A cross-context call (xcall) is one-way and asynchronous: you queue a call to a target context’s method, and the node delivers it. The model — and why origin is trustworthy — is in the cross-context reference. This guide is the three moving parts from apps/xcall-example.

env::xcall(context_id, function, params) queues a call. Encode arguments as the JSON the target method expects:

use calimero_sdk::{app, ContextId};
fn xcall_to(&mut self, target_context: ContextId, method: &str) -> app::Result<()> {
let current_context = ContextId::from(calimero_sdk::env::context_id());
#[derive(calimero_sdk::serde::Serialize)]
#[serde(crate = "calimero_sdk::serde")]
struct Params {
from_context: ContextId,
}
let params = calimero_sdk::serde_json::to_vec(&Params {
from_context: current_context,
})?;
calimero_sdk::env::xcall(target_context.as_ref(), method, &params);
Ok(())
}

A method is only reachable by xcall if you mark it #[app::xcall]. The node refuses to dispatch a cross-context call to any method without this attribute — so undecorated methods stay private to direct callers.

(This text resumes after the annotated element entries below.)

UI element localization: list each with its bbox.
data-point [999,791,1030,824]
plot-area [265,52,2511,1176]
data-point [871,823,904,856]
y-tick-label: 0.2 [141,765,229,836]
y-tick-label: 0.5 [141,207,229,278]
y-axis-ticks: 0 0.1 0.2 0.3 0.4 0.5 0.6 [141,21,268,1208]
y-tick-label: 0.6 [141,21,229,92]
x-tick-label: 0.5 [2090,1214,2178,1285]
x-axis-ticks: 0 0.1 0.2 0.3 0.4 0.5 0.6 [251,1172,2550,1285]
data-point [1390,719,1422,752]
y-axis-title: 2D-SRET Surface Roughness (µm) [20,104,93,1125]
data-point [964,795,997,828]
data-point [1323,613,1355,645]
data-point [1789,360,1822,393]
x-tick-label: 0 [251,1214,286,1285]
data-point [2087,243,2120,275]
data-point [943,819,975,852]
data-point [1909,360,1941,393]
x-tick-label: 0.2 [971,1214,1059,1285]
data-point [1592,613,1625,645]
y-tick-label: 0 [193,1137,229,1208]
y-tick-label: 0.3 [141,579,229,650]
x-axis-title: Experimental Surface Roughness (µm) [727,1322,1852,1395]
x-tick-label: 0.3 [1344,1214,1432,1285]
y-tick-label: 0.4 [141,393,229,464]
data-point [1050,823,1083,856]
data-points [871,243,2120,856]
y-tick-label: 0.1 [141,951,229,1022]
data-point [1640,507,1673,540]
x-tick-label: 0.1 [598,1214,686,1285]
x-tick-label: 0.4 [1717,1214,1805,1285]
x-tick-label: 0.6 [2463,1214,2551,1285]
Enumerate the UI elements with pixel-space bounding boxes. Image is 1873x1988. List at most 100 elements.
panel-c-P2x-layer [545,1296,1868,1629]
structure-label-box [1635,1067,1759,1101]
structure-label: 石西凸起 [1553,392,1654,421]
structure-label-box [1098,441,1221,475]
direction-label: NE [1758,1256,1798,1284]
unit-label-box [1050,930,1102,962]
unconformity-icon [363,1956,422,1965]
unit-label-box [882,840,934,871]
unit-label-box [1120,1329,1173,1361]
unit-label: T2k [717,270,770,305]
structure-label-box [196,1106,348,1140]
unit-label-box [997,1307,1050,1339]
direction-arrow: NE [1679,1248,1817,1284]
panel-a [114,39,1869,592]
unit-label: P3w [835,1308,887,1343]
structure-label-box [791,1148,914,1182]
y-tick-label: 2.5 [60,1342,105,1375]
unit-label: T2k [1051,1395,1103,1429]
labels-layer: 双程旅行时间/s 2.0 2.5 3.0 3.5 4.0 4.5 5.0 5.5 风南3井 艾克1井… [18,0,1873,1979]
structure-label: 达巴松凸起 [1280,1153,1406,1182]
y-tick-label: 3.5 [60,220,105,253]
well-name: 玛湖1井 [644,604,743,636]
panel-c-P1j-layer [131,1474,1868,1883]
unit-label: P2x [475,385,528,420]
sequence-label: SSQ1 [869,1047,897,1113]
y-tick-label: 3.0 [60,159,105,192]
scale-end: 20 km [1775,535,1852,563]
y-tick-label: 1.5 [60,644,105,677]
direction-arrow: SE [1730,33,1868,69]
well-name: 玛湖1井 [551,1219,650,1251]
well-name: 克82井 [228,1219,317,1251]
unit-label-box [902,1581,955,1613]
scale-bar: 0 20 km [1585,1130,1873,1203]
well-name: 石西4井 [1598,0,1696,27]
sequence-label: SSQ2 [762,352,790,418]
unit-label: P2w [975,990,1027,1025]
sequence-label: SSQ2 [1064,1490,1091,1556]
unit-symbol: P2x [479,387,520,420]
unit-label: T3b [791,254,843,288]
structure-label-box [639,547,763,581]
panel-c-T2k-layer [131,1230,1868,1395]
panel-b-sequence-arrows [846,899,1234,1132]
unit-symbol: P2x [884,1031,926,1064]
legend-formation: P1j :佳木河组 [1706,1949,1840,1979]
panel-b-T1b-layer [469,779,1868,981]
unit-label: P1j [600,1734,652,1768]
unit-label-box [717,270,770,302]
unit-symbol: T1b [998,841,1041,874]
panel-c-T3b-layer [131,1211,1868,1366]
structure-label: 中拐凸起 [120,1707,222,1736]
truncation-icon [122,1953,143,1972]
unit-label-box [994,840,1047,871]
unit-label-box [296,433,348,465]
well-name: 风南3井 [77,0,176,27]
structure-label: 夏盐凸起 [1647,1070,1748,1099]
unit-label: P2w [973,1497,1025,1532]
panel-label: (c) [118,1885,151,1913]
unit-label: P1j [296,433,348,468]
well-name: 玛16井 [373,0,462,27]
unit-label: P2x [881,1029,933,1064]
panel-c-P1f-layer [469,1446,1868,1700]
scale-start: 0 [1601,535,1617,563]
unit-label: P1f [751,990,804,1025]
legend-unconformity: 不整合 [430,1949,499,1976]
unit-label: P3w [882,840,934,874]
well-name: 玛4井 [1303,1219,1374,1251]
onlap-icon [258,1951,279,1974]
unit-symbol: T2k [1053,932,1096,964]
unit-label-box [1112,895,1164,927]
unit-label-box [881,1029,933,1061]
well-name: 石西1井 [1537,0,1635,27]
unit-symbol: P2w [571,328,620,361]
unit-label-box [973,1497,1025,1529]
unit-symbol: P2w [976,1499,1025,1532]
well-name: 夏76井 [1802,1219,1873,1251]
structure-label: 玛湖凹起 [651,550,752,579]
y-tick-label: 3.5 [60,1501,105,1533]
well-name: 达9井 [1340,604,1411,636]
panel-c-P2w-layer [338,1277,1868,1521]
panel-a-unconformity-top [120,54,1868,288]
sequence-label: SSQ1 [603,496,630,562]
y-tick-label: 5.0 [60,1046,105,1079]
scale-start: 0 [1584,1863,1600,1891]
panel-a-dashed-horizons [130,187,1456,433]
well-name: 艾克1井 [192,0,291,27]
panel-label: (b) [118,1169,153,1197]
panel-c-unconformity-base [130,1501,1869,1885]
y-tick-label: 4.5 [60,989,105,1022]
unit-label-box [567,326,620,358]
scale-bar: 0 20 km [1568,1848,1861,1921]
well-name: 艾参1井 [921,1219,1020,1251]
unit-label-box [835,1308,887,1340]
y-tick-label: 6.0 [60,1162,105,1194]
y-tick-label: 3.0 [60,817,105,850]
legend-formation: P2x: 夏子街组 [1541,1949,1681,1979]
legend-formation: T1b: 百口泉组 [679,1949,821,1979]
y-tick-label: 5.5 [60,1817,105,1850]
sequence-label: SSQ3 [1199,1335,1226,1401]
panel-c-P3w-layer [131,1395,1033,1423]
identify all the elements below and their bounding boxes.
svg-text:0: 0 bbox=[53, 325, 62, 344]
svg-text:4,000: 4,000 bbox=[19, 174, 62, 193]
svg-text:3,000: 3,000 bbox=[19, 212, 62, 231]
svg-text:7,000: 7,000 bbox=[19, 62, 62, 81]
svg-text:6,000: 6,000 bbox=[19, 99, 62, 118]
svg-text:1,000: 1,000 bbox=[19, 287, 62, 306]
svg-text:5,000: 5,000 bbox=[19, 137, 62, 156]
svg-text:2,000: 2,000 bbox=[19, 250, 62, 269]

env::xcall_origin() returns the calling context id — set by the node, so it cannot be forged. It is None for a direct (non-xcall) call. Use it to reject direct calls and to confirm the caller is who the payload claims:

#[app::xcall]
pub fn pong(&mut self, from_context: ContextId) -> app::Result<()> {
let origin = calimero_sdk::env::xcall_origin().map(ContextId::from);
let Some(origin) = origin else {
app::bail!("pong is xcall-only: no cross-context origin (direct call rejected)");
};
if origin != from_context {
app::bail!(
"xcall provenance mismatch: node-set origin {} != claimed from_context {}",
origin,
from_context
);
}
self.counter.increment()?;
Ok(())
}

Putting the three parts together — dispatch queues the call, the node delivers it, and the gated entry point verifies the node-set origin before doing any work. The call is one-way: nothing returns to the caller.

Terminal window
# from the source context, ping the target's `pong` entry point
meroctl --node node1 call ping \
--context <source-context-id> --args '{"target_context": "<target-context-id>"}'

The two contexts must run the same application and share a namespace.